As shown in fig. 3, the cytological features are based solely on the TBS criteria, and the extraction is of the language that uses the criteria. Cells can be classified in different abstract levels, and from the level of existence of pathological changes, the cells are mainly divided into two categories, namely normal cells and abnormal cells, wherein the normal cells comprise columnar cells, middle-layer cells and surface-layer cells; abnormal cells include mild squamous intraepithelial lesion cells, moderate squamous intraepithelial lesion cells, severe squamous intraepithelial lesion cells, squamous cell carcinoma cells.
the interpretation rule base is also completely based on the interpretation process and thought of the reader, such as the mapping of the color characteristics of cytoplasm, wherein the colors having interpretation significance for cervical lesions are blue, pink and orange, and the cytological terms are usually called basophilic, eosinophilic and orange, i.e. basophilic cytoplasm is blue, eosinophilic cytoplasm is pink and orange.
step 6), constructing a double-current convolution neural network model of the cell clusters, and carrying out hierarchical identification on cluster cells of the undifferentiated cell clusters by using the model;
one input of the double-current convolutional neural network of the cell clusters is as follows: the invention unifies and normalizes the input size of the cervical cells into 512 by 512 pixel values, and implicitly extracts the characteristics of the cell image through 8 cascaded convolution pooling combination modules. The convolution kernel size of the most important convolution operation is 5 × 5, the step size is selected to be 2, and the number of feature maps is selected to be 108.
the interpretation and post-processing module is used for carrying out combined interpretation on the first grading result and the second grading result of the single cell and carrying out conflict processing to obtain the grading result of the single cell; readability of the cervical cell identification process and interpretability of the cervical cell identification result are achieved by using a knowledge map and a CAM (class activity Mapping) method.

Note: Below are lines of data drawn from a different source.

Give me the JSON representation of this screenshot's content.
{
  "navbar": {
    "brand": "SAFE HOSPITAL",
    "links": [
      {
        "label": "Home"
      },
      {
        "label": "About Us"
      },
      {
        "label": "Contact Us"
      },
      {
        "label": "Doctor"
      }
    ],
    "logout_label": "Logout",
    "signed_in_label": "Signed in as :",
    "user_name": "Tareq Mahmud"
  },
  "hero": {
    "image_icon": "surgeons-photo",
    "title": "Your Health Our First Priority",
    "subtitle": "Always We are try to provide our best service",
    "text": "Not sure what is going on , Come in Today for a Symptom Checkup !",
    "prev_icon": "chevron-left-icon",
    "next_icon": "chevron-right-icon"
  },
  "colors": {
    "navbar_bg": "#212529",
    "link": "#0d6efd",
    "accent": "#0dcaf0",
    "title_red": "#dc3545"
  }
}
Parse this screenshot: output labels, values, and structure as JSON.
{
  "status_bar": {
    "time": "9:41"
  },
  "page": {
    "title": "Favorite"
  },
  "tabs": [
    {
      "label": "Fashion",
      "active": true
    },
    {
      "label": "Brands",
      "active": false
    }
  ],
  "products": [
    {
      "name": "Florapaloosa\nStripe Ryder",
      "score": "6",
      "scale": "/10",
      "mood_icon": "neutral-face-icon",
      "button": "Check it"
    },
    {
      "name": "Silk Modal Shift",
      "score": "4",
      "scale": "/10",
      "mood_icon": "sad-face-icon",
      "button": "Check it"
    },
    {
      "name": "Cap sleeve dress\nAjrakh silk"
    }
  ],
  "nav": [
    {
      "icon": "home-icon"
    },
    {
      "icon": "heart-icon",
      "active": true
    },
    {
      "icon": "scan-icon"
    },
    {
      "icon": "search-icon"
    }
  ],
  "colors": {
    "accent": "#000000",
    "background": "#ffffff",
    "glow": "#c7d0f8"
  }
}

for example, if the first and second classification results for a cell are both the result of squamous cell carcinoma, then the cell is interpreted as squamous cell carcinoma.
The conflict processing mainly solves the problem that when various characteristics point to different interpretation results, various factors are integrated, conflicts are eliminated, and clear and reliable interpretation is made. For example, a cell may be classified as squamous cell carcinoma by a first classification (a dual-flow convolutional neural network model) and as squamous intraepithelial lesion of a lower classification by a second classification (a knowledge mapping model), which is a conflict of results.
the above-mentioned embodiments are intended to illustrate the objects, technical solutions and advantages of the present invention in further detail, and it should be understood that the above-mentioned embodiments are merely exemplary embodiments of the present invention, and are not intended to limit the scope of the present invention, and any modifications, equivalent substitutions, improvements and the like made within the spirit and principle of the present invention should be included in the scope of the present invention.